# REW and Digi-002?



## Gio (Jul 7, 2008)

Hello eveyone.

Is it possible to use a Digidesign interface accurately with the REW software? I'm able to cal and make measurements, but I'm not convinced that my "sound card caibration" results are true. It looks pretty wavy, (but not in a feedback sort of way), and not like the examples in the help pages.

If it helps, I'm on the Mac platform, and this is for a 2 speaker system.

Thanks in advance for any possible insight!

Gio


----------



## brucek (Apr 11, 2006)

Let's see the soundcard cal graph.

brucek


----------



## Gio (Jul 7, 2008)

Hi brucek,

Here's the last one I did, at -6db sweep level. Note the zoom level on the graph! 

I've been trying a few different combinations of sweep level, and input level at the interface, as i cannot control the input from within the prog. They all come out pretty much the same.
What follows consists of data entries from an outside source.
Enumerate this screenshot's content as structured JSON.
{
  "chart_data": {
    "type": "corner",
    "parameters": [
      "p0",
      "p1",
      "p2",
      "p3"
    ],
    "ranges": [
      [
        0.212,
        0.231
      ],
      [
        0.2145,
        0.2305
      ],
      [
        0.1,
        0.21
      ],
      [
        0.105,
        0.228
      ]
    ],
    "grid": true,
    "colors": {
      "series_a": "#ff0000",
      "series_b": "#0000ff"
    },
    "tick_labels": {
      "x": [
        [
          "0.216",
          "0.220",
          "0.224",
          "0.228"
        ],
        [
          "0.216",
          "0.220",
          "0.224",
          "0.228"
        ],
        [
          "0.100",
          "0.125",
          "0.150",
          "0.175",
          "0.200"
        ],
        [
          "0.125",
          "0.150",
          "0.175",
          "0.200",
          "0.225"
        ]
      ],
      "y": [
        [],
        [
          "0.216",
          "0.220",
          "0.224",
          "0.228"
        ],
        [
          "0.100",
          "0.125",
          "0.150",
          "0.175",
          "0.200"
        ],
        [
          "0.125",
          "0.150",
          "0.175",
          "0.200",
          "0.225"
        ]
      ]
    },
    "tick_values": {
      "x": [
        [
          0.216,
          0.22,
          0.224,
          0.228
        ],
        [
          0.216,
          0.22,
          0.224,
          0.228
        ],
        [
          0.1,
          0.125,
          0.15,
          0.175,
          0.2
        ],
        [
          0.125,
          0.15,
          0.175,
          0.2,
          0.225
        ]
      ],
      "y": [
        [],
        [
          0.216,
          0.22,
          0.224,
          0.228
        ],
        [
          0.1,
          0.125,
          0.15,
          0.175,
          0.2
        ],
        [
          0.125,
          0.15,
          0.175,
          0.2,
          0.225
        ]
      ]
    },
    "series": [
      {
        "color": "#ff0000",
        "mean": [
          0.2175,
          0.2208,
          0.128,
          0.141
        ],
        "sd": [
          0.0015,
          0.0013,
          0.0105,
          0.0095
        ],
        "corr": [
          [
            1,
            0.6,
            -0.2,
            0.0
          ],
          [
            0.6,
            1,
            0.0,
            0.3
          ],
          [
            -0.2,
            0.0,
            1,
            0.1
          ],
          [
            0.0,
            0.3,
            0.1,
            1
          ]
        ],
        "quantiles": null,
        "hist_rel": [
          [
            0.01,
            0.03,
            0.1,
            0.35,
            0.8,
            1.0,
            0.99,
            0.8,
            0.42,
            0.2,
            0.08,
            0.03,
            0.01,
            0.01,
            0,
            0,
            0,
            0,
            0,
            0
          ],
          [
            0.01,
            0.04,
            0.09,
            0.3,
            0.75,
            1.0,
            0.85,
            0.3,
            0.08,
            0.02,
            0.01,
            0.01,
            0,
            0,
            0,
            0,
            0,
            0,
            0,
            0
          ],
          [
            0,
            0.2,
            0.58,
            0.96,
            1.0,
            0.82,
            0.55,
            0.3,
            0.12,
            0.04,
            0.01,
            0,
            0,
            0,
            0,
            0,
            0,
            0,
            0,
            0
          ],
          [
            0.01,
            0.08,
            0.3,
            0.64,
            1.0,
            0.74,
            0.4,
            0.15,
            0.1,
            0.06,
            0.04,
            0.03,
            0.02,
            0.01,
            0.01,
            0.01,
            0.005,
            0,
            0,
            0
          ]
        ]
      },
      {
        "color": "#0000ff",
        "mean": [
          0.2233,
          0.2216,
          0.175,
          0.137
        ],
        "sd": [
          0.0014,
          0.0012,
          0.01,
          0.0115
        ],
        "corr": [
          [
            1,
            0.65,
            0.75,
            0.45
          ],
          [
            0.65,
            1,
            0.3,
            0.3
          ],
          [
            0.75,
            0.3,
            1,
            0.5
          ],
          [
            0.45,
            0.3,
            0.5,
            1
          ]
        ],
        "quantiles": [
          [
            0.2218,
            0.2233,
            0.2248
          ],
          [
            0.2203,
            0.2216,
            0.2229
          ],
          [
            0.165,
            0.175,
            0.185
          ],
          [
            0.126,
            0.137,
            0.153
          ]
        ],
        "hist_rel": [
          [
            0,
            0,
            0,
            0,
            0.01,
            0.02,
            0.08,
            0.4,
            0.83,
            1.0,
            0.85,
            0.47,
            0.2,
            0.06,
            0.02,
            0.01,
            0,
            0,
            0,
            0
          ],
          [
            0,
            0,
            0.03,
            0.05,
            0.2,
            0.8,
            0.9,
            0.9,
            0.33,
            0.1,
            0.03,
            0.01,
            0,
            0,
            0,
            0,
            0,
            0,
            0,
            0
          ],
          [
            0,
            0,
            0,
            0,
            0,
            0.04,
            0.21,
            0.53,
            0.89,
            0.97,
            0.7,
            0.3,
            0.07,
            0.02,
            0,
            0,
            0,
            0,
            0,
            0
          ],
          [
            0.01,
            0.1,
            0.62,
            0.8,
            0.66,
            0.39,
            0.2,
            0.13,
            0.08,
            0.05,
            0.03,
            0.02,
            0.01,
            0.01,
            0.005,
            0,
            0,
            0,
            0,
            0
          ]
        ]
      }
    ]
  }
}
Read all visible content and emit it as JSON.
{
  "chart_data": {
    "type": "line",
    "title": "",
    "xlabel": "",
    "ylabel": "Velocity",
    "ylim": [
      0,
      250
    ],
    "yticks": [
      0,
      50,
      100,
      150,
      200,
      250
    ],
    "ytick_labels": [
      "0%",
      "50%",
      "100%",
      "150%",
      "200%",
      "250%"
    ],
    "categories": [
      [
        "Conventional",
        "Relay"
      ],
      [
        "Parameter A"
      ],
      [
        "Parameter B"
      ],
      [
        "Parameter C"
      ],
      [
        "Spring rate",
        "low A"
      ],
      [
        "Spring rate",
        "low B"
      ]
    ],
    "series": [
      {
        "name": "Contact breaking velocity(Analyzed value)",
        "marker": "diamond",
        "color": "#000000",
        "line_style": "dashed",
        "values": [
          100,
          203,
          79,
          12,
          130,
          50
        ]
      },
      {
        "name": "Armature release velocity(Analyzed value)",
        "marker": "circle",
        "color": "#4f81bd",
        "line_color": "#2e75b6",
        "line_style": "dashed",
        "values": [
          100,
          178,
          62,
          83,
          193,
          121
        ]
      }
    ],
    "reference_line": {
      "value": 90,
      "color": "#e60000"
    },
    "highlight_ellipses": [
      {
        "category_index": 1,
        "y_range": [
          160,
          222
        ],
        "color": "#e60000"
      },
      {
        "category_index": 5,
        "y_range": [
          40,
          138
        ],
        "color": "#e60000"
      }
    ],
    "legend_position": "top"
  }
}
It seems odd to me that there is a 15/30 db variation from "0" in freq response from the unit. 

I also get the occasional " Impulse not where it should be", alert, if that helps at all...... 

Thanks,
Gio


----------



## brucek (Apr 11, 2006)

> Digidesign interface


That's certainly not a soundcard calibration file.

Maybe you better tell me something about this Digidesign interface. Is it a soundcard with an analog line-in and line-out?

brucek


----------



## Gio (Jul 7, 2008)

Hehe... That's pretty much the response I was expecting! :scratch:

The Digi-002 is a firewire interface that works in conjunction with the ProTools DAW software. It has 8 analog inputs, and 8 analog outs (plus digital in/out options as well). Without launching the software, it can be accessed via the MAC Core audio driver, which is how I have connected it for these measurements. I'm beginning to think that the two just won't play nicely together....

Gio


----------



## JohnM (Apr 11, 2006)

You might be able to access it by setting it as the default input and output in Sound preferences and selecting CoreAudio as the input device in the REW soundcard settings. If it doesn't work the built-in audio works fine for measurement purposes as long as you have a line input.


----------



## Gio (Jul 7, 2008)

JohnM said:


> You might be able to access it by setting it as the default input and output in Sound preferences and selecting CoreAudio as the input device in the REW soundcard settings. If it doesn't work the built-in audio works fine for measurement purposes as long as you have a line input.


Hi John,

This is exactly what I've done. The built in audio looked even crazier!(there _is _a line input) I'll try it again with different cables....


----------



## Gio (Jul 7, 2008)

Hi all,

Finally back. This is what I got using the Mac soundcard, line out-R, line in-R. Any thoughts?

Thanks,

Gio


----------



## brucek (Apr 11, 2006)

You're not getting any signal there. That's just noise...

brucek


----------



## spreston (May 21, 2008)

Gio:

Last night I posted a quick memo regarding use of the MacBook with REW; hope that helps.


----------



## Gio (Jul 7, 2008)

spreston said:


> Gio:
> 
> Last night I posted a quick memo regarding use of the MacBook with REW; hope that helps.


Hi spreston,

Thanks for the tips, although after having done all of that, I'm still left with the same reading. I went so far as to turn off the wifi card, and unplug eveything but monitor and keyboard. :scratch: 

Gio


----------



## Gio (Jul 7, 2008)

brucek said:


> You're not getting any signal there. That's just noise...
> 
> brucek


Hi brucek,

Out of pure frustration, I unplugged everything, including the dummy i had in the headphone jack (this mutes the speaker). Then for giggles, I started the cal procedure. Instead of the 1k tone coming out of the speaker, it sounded like a door buzzer. Does this shed any light?

Gio


----------



## JohnM (Apr 11, 2006)

Do you have an Intel Mac or a PowerPC Mac? There seems to be a Java bug with the PowerPC Macs that results in sound data being byte-swapped.


----------



## Gio (Jul 7, 2008)

PowerPC :bigsmile:

Is there a patch, or should I just chisel open the wallet and buy a soundcard for my Dell laptop?

Thanks,

Gio


----------



## JohnM (Apr 11, 2006)

No patch, sorry, may need to go the Dell route.


----------



## Gio (Jul 7, 2008)

Oh well....

I'll report back when I get that together. Thanks for the help, though. :T

Gio


----------